More to the point, when was the last time a teenage soccer player was sent to a private school to improve his football skills and enhance his chances of playing for England? My guess would be never. 

But this should come as no surprise. Historically speaking, the social composition of rugby union has barely changed, as you can see in the following analysis of the social and educational backgrounds of England internationals between 1871 and 1895 that appeared in chapter five of A Social History of English Rugby Union (needless to say, the chapter goes into much more detail than this blogpost allows):

"Between the first international in 1871 and the advent of professionalism in 1995, 1,143 players were selected to play for England. We know the schools attended by 876 of them. The number of internationals who attended elementary, board, secondary modern or comprehensive state schools was just 66, not a significantly larger number than the 47 who were educated at Rugby School itself.

This leaves 810 who were educated at grammar or fee-paying schools. Of these, 155 went to schools identifying themselves as grammar schools, although this self-definition includes both independent fee-paying schools and state-funded secondary schools, leaving 655  who were unambiguously privately educated. In other words, 92.4% of all England internationals for whom we have school details went to fee-paying or grammar schools.

Of course, there were also players who had originally attended non-fee paying schools but won academic or athletic scholarships to private or grammar schools. Working-class scholarship boys such as Ray French and Fran Cotton featured especially in England sides of the late 1950s to the mid-1970s. But unfortunately there is no data available that would help us quantify their number. It is also the case that the social mobility of this period that was opened up in large part by educational opportunity proved short-lived and was certainly in decline by the mid-1990s.

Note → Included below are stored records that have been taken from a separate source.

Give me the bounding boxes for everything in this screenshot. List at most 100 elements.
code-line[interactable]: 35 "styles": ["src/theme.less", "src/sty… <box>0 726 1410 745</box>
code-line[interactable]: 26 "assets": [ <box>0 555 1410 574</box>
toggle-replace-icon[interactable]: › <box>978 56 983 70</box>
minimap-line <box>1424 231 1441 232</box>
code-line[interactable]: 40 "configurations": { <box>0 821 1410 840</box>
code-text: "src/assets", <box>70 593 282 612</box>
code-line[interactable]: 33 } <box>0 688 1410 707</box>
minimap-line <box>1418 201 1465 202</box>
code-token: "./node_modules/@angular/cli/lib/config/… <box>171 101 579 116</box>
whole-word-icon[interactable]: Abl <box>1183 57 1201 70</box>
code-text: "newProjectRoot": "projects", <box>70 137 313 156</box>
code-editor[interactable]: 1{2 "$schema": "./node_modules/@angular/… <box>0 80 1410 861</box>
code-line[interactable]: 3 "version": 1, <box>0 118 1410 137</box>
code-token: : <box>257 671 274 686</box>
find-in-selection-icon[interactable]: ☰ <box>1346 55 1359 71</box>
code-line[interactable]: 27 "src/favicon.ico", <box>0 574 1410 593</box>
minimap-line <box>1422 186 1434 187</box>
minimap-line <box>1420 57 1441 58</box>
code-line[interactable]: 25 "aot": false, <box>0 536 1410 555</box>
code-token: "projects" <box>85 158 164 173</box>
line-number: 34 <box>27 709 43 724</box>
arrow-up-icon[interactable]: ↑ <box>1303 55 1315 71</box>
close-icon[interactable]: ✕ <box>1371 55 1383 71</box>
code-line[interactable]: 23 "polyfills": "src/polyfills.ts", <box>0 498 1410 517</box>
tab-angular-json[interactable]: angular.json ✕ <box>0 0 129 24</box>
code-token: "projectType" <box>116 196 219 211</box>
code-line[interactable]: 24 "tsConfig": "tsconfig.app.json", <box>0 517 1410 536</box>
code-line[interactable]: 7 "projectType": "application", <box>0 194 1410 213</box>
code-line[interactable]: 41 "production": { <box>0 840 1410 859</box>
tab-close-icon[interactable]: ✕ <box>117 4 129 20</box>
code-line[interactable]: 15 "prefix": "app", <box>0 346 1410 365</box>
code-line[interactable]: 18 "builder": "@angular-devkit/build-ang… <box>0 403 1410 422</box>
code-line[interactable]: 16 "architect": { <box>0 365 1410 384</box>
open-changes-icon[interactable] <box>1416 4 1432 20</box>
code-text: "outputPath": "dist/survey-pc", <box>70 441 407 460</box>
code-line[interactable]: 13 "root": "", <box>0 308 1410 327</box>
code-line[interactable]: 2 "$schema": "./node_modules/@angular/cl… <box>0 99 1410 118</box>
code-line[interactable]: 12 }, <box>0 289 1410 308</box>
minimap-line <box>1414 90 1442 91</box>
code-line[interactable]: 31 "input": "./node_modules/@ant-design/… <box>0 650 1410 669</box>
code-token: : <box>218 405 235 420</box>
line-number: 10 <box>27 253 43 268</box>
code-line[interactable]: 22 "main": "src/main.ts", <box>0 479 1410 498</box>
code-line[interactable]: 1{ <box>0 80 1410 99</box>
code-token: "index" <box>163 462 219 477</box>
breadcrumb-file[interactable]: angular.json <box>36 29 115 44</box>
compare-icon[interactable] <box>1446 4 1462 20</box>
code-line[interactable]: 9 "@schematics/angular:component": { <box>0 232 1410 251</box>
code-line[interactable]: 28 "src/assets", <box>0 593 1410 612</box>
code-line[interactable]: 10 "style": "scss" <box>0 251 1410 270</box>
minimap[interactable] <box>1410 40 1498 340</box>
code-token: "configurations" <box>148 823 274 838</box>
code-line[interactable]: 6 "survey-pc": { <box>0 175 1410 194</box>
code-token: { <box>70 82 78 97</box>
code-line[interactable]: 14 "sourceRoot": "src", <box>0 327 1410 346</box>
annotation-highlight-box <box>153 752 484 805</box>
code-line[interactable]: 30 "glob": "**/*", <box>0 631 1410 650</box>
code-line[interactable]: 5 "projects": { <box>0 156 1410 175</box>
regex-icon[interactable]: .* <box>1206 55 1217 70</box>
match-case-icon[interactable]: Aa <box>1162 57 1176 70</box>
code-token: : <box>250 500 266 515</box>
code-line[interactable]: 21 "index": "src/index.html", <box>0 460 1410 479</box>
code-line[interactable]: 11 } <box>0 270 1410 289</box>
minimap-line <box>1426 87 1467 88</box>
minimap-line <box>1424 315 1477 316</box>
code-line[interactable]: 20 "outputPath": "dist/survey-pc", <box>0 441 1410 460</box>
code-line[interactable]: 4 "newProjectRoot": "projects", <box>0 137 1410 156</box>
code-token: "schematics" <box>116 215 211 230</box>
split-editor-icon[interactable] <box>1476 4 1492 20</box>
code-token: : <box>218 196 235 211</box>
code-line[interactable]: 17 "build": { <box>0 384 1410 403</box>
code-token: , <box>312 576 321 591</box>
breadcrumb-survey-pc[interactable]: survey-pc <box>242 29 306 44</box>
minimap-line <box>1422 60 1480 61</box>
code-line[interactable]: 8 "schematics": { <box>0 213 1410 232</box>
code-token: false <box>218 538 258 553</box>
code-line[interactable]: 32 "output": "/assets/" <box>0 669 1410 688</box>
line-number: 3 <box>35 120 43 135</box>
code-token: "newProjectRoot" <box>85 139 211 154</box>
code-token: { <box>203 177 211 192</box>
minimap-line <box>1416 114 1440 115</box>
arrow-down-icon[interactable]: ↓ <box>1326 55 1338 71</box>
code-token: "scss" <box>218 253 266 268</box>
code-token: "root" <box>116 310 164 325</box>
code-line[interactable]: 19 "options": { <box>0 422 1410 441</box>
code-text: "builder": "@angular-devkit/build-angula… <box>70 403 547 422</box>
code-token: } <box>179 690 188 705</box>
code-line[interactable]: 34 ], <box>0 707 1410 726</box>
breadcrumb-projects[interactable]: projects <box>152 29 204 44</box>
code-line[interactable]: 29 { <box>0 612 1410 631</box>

We could therefore assume that this group would not significantly alter the overall picture. Moreover, the phenomenon of the rugby-playing ‘working-class scholarship boy’ highlights the fact that rugby union was part of the acculturisation process through which talented young students were assimilated into the middle class, rather than rugby union becoming ‘classless’ and moving down the social ladder in its appeal, as was the case with soccer.

What about the players whose schools we do not know? Of these 267 players, 25 attended university, medical school, naval academy or the Royal Indian Engineering College. We know that 68 of those for whom we have no educational data had what can be termed ‘middle-class’ jobs, ranging from sales managers and accountants to company directors and, in the case of John Matters who played for England in 1899, a rear admiral in the Royal Navy. And of those for whom we have neither educational nor occupational data, 15 played for socially-prestigious elite clubs such as Blackheath, Manchester or Richmond. This would indicate another 108 players that could be categorised as being clearly from the middle classes.

What of the remaining 159 players? There are 55 for whom we know only the name of the club for which they played. They played for clubs in the midlands, south-west or pre-1895 north that traditionally had a socially-mixed, cross-class playing personnel, making it impossible to draw any inference about their social background from their club. This leaves us with 104 players whose schools we do not know but who are recorded as having manual occupations, beginning in 1882 when storeman Harry Wigglesworth of the Yorkshire club Thornes made his debut.

The most common employment was that of publican, which provided gainful employment for 22 England internationals. Becoming a pub landlord was invariably an inducement to a player to stay with a club or to join a new one, offering an attractive way out of direct manual labour. Thirteen of these publicans became rugby league players. Indeed, 38 of the 104 manual workers went on to play league. The only other significant manual occupational groups were thirteen police constables and eight ship and dockyard workers who played for clubs on the south-west coast and were employed mainly in naval dockyards. 

We can therefore say that of the 1,088 England players for whom we have verifiable educational or occupational information, only 170 (or 15.6%) were unambiguously not part of the middle classes, either because they attended non-private or grammar schools or were employed in manual labour."